Find the extrema of $x+y+z$ subject to $x^2 - y^2 = 1$ and $2x + z = 1$ using Lagrange multipliers.
So I set it up:
$$ 1 = 2x\lambda_1 + 2\lambda_2 \\ 1 = -2y\lambda_1 \\ 1 = \lambda_2 $$
Plug in for $\lambda_2$:
$$ 1 = 2x\lambda_1 + 2 \\ 1 = -2y\lambda_1 \\ $$
So we work with:
$$ 1 = 2x\lambda_1 + 2 \\ 1 = -2y\lambda_1 \\ 1 = x^2 - y^2 \\ 1 = 2x + z $$
After some algebra I got $x = y$ as a solution but that's impossible because of the constraint $1 = x^2 - y^2$. What am I missing?
On
Consider the constraints: you can simplify them in $$ y=\pm\sqrt{y^2+1}, \qquad z=\mp 2\sqrt{y^2+1}+1$$ for all $y\in\mathbb{R}$. In this way you can convert the constrained optimization in two unconstrained optimizations: substitute the two solutions in the objective function and you will find $$- \sqrt{y^2+1}+y+1, \qquad \sqrt{y^2+1}+y+1.$$
These two real functions are monotone increasing so they don't possess any stationary point.
On
Note: There is no extremas with the current situation...So I slightly changed one of the
"constraints" to:
$x^2 - 2y^2 = 1$, and to show you how to solve if using one parameter $LM$ method.
$x + y + z = x + y + (1 - 2x) = y - x + 1$, subject to: $x^2 - 2y^2 = 1$.
Define $f(x,y) = -x + y + 1$, and $g(x,y) = x^2 - 2y^2$. Then:
$\nabla f = \lambda\cdot \nabla g \to (-1,1) = (2x\lambda,-4y\lambda)$. Thus:
$-1 = 2x\lambda$
$1 = -4y\lambda$.
Add the above equations: $2\lambda(x - 2y) = 0 \to \lambda = 0$ or $x = 2y$. But $\lambda$ cannot be $0$, so $x = 2y$, and with $x^2 - 2y^2 = 1$ we get:
$4y^2 - 2y^2 = 1 \to 2y^2 = 1 \to y = \pm \dfrac{1}{\sqrt{2}}$. So $x = 2y = \pm \sqrt{2}$.
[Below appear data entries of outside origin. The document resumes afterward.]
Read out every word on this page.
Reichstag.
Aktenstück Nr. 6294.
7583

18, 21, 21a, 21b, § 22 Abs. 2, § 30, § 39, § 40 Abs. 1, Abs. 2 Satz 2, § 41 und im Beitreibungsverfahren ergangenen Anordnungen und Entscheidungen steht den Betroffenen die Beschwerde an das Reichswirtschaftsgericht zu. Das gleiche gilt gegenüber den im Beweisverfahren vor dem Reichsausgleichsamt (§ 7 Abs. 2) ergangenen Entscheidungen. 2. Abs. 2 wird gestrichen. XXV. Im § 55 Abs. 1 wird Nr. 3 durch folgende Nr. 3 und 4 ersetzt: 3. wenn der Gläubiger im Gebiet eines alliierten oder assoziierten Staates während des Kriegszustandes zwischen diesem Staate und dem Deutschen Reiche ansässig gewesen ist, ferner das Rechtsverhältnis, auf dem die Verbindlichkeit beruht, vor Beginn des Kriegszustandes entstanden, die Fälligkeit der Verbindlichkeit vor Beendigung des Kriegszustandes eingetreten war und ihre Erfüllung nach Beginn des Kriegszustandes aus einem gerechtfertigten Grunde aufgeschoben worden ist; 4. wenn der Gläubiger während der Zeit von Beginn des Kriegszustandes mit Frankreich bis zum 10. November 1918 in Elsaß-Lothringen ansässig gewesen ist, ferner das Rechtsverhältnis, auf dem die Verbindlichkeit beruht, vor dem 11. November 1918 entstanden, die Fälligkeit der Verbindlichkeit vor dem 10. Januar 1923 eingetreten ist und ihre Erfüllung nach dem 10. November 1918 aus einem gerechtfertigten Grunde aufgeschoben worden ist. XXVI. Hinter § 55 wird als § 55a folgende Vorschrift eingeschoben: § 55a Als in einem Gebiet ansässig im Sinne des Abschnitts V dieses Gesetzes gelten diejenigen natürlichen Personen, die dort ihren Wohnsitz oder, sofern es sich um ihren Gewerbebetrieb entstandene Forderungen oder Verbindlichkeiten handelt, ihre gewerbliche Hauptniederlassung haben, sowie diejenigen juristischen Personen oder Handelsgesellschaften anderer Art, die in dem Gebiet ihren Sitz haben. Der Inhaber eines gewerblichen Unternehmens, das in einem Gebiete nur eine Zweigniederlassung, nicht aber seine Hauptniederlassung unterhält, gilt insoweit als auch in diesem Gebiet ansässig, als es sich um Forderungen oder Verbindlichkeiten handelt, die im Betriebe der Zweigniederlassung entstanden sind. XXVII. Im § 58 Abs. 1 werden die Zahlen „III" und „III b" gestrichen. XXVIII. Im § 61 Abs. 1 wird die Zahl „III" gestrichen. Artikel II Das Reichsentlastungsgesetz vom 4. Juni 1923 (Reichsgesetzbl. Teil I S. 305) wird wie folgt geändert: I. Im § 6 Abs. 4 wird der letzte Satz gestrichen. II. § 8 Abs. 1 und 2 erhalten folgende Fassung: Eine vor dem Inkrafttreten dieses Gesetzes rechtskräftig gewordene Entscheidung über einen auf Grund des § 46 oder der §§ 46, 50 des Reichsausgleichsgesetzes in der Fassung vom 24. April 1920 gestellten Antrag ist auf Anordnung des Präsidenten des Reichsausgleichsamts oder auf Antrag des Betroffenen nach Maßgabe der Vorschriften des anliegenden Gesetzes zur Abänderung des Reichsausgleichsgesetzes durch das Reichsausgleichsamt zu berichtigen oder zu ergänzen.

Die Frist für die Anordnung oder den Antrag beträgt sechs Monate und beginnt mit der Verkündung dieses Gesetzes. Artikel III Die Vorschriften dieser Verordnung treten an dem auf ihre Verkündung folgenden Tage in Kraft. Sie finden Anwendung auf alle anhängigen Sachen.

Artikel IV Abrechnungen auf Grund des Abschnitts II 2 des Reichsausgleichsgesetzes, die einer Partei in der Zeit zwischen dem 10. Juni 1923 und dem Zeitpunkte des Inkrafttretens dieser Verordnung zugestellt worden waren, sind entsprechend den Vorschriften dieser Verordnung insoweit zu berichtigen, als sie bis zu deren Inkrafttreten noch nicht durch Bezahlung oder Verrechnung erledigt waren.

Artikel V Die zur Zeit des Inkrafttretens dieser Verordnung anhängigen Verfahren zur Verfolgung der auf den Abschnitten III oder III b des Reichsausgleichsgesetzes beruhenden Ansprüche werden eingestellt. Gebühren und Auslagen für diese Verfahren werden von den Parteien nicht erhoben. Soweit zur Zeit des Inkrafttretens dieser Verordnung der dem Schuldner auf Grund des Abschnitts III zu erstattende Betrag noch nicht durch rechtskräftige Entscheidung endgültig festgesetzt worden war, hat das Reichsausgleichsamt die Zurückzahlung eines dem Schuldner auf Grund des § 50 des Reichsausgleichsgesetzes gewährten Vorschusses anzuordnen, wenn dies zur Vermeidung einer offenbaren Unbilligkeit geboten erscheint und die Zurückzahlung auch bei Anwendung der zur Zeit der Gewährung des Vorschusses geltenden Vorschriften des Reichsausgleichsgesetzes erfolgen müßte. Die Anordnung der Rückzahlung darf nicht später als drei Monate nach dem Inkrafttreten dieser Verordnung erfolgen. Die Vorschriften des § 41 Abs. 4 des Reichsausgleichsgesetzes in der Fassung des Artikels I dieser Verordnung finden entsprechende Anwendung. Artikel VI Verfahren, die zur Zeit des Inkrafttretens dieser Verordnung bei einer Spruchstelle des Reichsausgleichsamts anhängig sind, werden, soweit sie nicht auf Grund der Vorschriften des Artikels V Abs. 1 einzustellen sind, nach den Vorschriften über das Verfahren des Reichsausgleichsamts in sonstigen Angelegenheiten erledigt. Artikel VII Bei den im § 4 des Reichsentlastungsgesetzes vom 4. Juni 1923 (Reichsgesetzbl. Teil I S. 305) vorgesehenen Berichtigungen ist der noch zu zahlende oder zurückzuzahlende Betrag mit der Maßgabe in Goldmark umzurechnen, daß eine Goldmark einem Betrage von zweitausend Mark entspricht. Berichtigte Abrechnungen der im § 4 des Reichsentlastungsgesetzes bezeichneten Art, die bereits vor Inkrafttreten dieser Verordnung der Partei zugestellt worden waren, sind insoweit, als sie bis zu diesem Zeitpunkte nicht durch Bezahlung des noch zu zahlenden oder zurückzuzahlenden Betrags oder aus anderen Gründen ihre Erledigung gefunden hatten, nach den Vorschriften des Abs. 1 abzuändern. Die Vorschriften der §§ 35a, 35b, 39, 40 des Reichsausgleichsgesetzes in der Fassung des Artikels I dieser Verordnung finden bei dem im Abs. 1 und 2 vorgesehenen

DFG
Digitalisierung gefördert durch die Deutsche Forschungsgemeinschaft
$f_{min} = f(\sqrt{2},\frac{1}{\sqrt{2}}) = \dfrac{\sqrt{2} - 1}{\sqrt{2}}$, and
$f_{max} = f(-\sqrt{2},-\frac{1}{\sqrt{2}}) = \dfrac{\sqrt{2} + 1}{\sqrt{2}}$
The constraints define two curves in ${\mathbb R}^3$ as follows: The constraint $x^2-y^2=1$ defines a hyperbolic cylinder $Z$ consisting of two sheets, which can be parametrized as follows: $$(t,z)\mapsto(\pm\cosh t,\sin t, z)\qquad(-\infty<t<\infty, \ -\infty<z<\infty)\ .$$ Intersecting these two sheets with the plane $z=1-2x$ produces thw two curves $$\gamma_\pm:\ t\mapsto(\pm\cosh t,\sinh t, 1\mp2\cosh t)\qquad(-\infty<t<\infty)\ .$$ The pullback of $f(x,y,z):=x+y+z$ to $\gamma_\pm$ computes to $$\phi(t)=1+\sinh t\mp\cosh t\ ,$$ so that we obtain $$\phi'(t)=\cosh t\mp\sinh t=e^{\mp t}>0\qquad(-\infty<t<\infty)\ .$$ This shows that there are no conditionally stationary points of $f$ on the two curves, and explains why Lagrange's method didn't produce any solutions.